Filed under: Facebook,MySQL — Patrick Durusau @ 3:58 pm

WebScaleSQL

From the webpage:

What is WebScaleSQL?

WebScaleSQL is a collaboration among engineers from several companies that face similar challenges in running MySQL at scale, and seek greater performance from a database technology tailored for their needs.

Our goal in launching WebScaleSQL is to enable the scale-oriented members of the MySQL community to work more closely together in order to prioritize the aspects that are most important to us. We aim to create a more integrated system of knowledge-sharing to help companies leverage the great features already found in MySQL 5.6, while building and adding more features that are specific to deployments in large scale environments. In the last few months, engineers from all four companies have contributed code and provided feedback to each other to develop a new, more unified, and more collaborative branch of MySQL.

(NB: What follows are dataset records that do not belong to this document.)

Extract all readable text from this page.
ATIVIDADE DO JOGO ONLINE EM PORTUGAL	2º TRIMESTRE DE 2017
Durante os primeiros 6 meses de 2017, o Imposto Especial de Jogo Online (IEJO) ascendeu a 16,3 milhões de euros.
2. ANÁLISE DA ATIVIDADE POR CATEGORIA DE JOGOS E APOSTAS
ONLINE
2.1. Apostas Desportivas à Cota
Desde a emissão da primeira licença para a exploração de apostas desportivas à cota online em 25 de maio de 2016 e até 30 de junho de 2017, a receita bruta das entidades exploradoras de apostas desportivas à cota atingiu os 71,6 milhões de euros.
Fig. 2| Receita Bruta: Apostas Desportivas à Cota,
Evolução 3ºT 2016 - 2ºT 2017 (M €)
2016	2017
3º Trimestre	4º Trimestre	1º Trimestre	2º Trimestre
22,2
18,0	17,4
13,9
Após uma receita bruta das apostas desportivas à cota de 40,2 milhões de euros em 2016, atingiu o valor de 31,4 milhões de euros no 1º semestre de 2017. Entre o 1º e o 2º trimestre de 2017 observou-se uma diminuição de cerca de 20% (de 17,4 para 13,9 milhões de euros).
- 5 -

But as effective as this collaboration has been so far, we know we’re not the only ones who are trying to solve these particular challenges. So we will keep WebScaleSQL open as we go, to encourage others who have the scale and resources to customize MySQL to join in our efforts. And of course we will welcome input from anyone who wants to contribute, regardless of what they are currently working on.

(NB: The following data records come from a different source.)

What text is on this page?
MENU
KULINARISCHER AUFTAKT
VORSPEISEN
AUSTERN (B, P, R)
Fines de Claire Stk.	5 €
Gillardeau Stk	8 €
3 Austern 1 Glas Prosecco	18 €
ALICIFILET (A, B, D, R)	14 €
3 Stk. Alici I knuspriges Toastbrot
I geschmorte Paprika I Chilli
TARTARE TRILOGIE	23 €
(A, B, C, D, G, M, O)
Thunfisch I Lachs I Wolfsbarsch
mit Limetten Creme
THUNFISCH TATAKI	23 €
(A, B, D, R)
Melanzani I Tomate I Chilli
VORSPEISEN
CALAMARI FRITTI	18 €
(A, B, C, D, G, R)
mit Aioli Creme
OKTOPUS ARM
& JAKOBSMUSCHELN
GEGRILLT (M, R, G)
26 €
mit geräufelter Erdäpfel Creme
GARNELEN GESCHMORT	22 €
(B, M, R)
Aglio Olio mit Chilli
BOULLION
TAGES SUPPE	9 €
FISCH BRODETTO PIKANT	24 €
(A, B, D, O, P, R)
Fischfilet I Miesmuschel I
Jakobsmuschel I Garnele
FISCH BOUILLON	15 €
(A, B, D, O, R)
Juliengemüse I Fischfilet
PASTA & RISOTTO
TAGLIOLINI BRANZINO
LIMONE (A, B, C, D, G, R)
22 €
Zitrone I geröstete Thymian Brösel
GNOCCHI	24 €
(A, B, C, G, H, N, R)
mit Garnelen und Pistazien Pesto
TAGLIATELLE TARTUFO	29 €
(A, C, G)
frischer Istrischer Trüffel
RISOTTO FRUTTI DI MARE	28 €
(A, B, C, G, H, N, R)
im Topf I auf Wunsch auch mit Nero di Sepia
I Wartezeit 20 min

Who is behind WebScaleSQL?

WebScaleSQL currently includes contributions from MySQL engineering teams at Facebook, Google, LinkedIn, and Twitter. Together, we are working to share a common base of code changes to the upstream MySQL branch that we can all use and that will be made available via open source. This collaboration will expand on existing work by the MySQL community, and we will continue to track the upstream branch that is the latest, production-ready release (currently MySQL 5.6).

Correct me if I’m wrong but don’t teams from Facebook, Google, LinkedIn and Twitter know a graph when they see one? 😉

Even people who recognize graphs may need an SQL solution every now and again. Besides, solutions should not drive IT policy.

Requirements and meeting those requirements should drive IT policy. You are less likely to own very popular, expensive and ineffectual solutions when requirements rule. (Even iterative requirements in the agile approach are requirements.)

A reminder that MySQL/WebScaleSQL compiles from source with:

A working ANSI C++ compiler. GCC 4.2.1 or later, Sun Studio 10 or later, Visual Studio 2008 or later, and many current vendor-supplied compilers are known to work. (INSTALL-SOURCE)

Which makes it a target, sorry, subject for analysis of any vulnerabilities with joern.